Europese Unie raadt corona tracking-apps op basis van geolokalisatie af

Er is geen geolokalisatie nodig om apps te ontwikkelen die mensen waarschuwen wanneer ze in contact zijn geweest met iemand die besmet is met het coronavirus. Dat blijkt uit de Europese toolbox die de lidstaten hebben opgesteld.

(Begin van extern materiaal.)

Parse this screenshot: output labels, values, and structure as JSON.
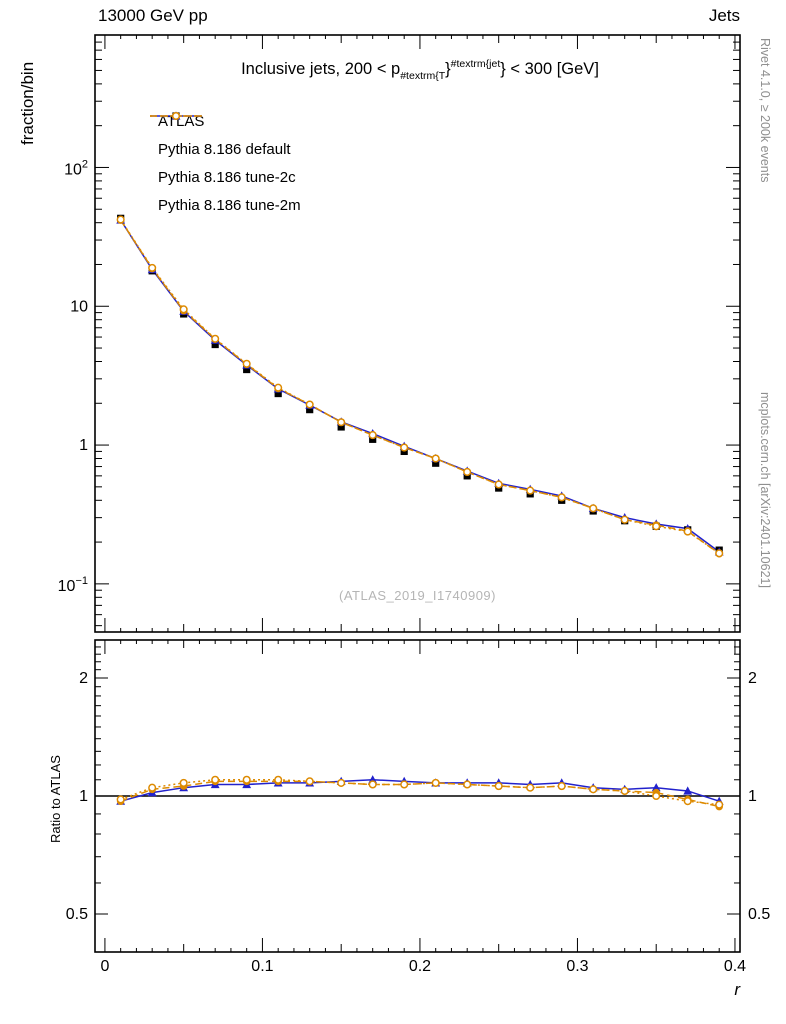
{
  "header": {
    "left": "13000 GeV pp",
    "right": "Jets"
  },
  "side_notes": {
    "top_right": "Rivet 4.1.0, ≥ 200k events",
    "bottom_right": "mcplots.cern.ch [arXiv:2401.10621]"
  },
  "watermark": "(ATLAS_2019_I1740909)",
  "chart_data": {
    "type": "line",
    "title": "Inclusive jets, 200 < p_{#textrm{T}}^{#textrm{jet}} < 300 [GeV]",
    "title_segments": [
      {
        "t": "Inclusive jets, 200 < p",
        "s": "n"
      },
      {
        "t": "#textrm{T",
        "s": "sub"
      },
      {
        "t": "}",
        "s": "n"
      },
      {
        "t": "#textrm{jet",
        "s": "sup"
      },
      {
        "t": "}",
        "s": "n"
      },
      {
        "t": " < 300 [GeV]",
        "s": "n"
      }
    ],
    "xlabel": "r",
    "ylabel_main": "fraction/bin",
    "ylabel_ratio": "Ratio to ATLAS",
    "legend_position": "top-left",
    "grid": false,
    "x": [
      0.01,
      0.03,
      0.05,
      0.07,
      0.09,
      0.11,
      0.13,
      0.15,
      0.17,
      0.19,
      0.21,
      0.23,
      0.25,
      0.27,
      0.29,
      0.31,
      0.33,
      0.35,
      0.37,
      0.39
    ],
    "series": [
      {
        "name": "ATLAS",
        "marker": "square",
        "color": "#000000",
        "line": "none",
        "values": [
          43,
          18,
          8.8,
          5.3,
          3.5,
          2.35,
          1.8,
          1.35,
          1.1,
          0.9,
          0.74,
          0.6,
          0.49,
          0.445,
          0.4,
          0.335,
          0.285,
          0.26,
          0.245,
          0.175
        ]
      },
      {
        "name": "Pythia 8.186 default",
        "marker": "triangle",
        "color": "#2222cc",
        "line": "solid",
        "values": [
          41.8,
          18.4,
          9.2,
          5.7,
          3.77,
          2.54,
          1.94,
          1.47,
          1.21,
          0.98,
          0.8,
          0.65,
          0.53,
          0.48,
          0.43,
          0.35,
          0.3,
          0.27,
          0.25,
          0.17
        ],
        "ratio": [
          0.97,
          1.02,
          1.05,
          1.07,
          1.07,
          1.08,
          1.08,
          1.09,
          1.1,
          1.09,
          1.08,
          1.08,
          1.08,
          1.07,
          1.08,
          1.05,
          1.04,
          1.05,
          1.03,
          0.97
        ]
      },
      {
        "name": "Pythia 8.186 tune-2c",
        "marker": "circle",
        "color": "#dd8a00",
        "line": "dashed",
        "values": [
          41.8,
          18.7,
          9.3,
          5.8,
          3.82,
          2.56,
          1.96,
          1.46,
          1.18,
          0.96,
          0.8,
          0.64,
          0.52,
          0.47,
          0.42,
          0.35,
          0.29,
          0.265,
          0.24,
          0.165
        ],
        "ratio": [
          0.97,
          1.04,
          1.06,
          1.09,
          1.09,
          1.09,
          1.09,
          1.08,
          1.07,
          1.07,
          1.08,
          1.07,
          1.06,
          1.05,
          1.06,
          1.04,
          1.03,
          1.02,
          0.98,
          0.94
        ]
      },
      {
        "name": "Pythia 8.186 tune-2m",
        "marker": "circle-open",
        "color": "#dd8a00",
        "line": "dotted",
        "values": [
          42.1,
          18.9,
          9.5,
          5.83,
          3.85,
          2.59,
          1.96,
          1.46,
          1.18,
          0.96,
          0.8,
          0.64,
          0.52,
          0.47,
          0.42,
          0.35,
          0.29,
          0.26,
          0.238,
          0.166
        ],
        "ratio": [
          0.98,
          1.05,
          1.08,
          1.1,
          1.1,
          1.1,
          1.09,
          1.08,
          1.07,
          1.07,
          1.08,
          1.07,
          1.06,
          1.05,
          1.06,
          1.04,
          1.03,
          1.0,
          0.97,
          0.95
        ]
      }
    ],
    "axes": {
      "x": {
        "min": -0.0063,
        "max": 0.4032,
        "ticks": [
          0,
          0.1,
          0.2,
          0.3,
          0.4
        ],
        "tick_labels": [
          "0",
          "0.1",
          "0.2",
          "0.3",
          "0.4"
        ]
      },
      "y_main": {
        "scale": "log",
        "min": 0.045,
        "max": 900,
        "tick_labels": [
          {
            "v": 100,
            "t": "10",
            "e": "2"
          },
          {
            "v": 10,
            "t": "10",
            "e": ""
          },
          {
            "v": 1,
            "t": "1",
            "e": ""
          },
          {
            "v": 0.1,
            "t": "10",
            "e": "−1"
          }
        ]
      },
      "y_ratio": {
        "scale": "log",
        "min": 0.4,
        "max": 2.5,
        "reference_line": 1,
        "tick_labels": [
          {
            "v": 2,
            "t": "2"
          },
          {
            "v": 1,
            "t": "1"
          },
          {
            "v": 0.5,
            "t": "0.5"
          }
        ],
        "minor_ticks": [
          0.4,
          0.6,
          0.7,
          0.8,
          0.9,
          1.1,
          1.2,
          1.3,
          1.4,
          1.5,
          1.6,
          1.7,
          1.8,
          1.9,
          2.1,
          2.2,
          2.3,
          2.4
        ]
      }
    }
  }
}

‘Contact tracing and warning apps’ zijn één van de begeleidende maatregelen die de Europese overheden bestuderen om een versoepeling van de lockdownregimes mogelijk te maken. De apps waarschuwen gebruikers wanneer ze in de nabijheid van een besmet persoon zijn geweest. Zo kan de gebruiker zich laten testen of in zelfisolatie gaan en wordt de besmettingsketen verstoord. Met steun van de Europese Commissie hebben nationale experts nu een eerste toolbox voor ontwikkelaars van deze apps opgemaakt.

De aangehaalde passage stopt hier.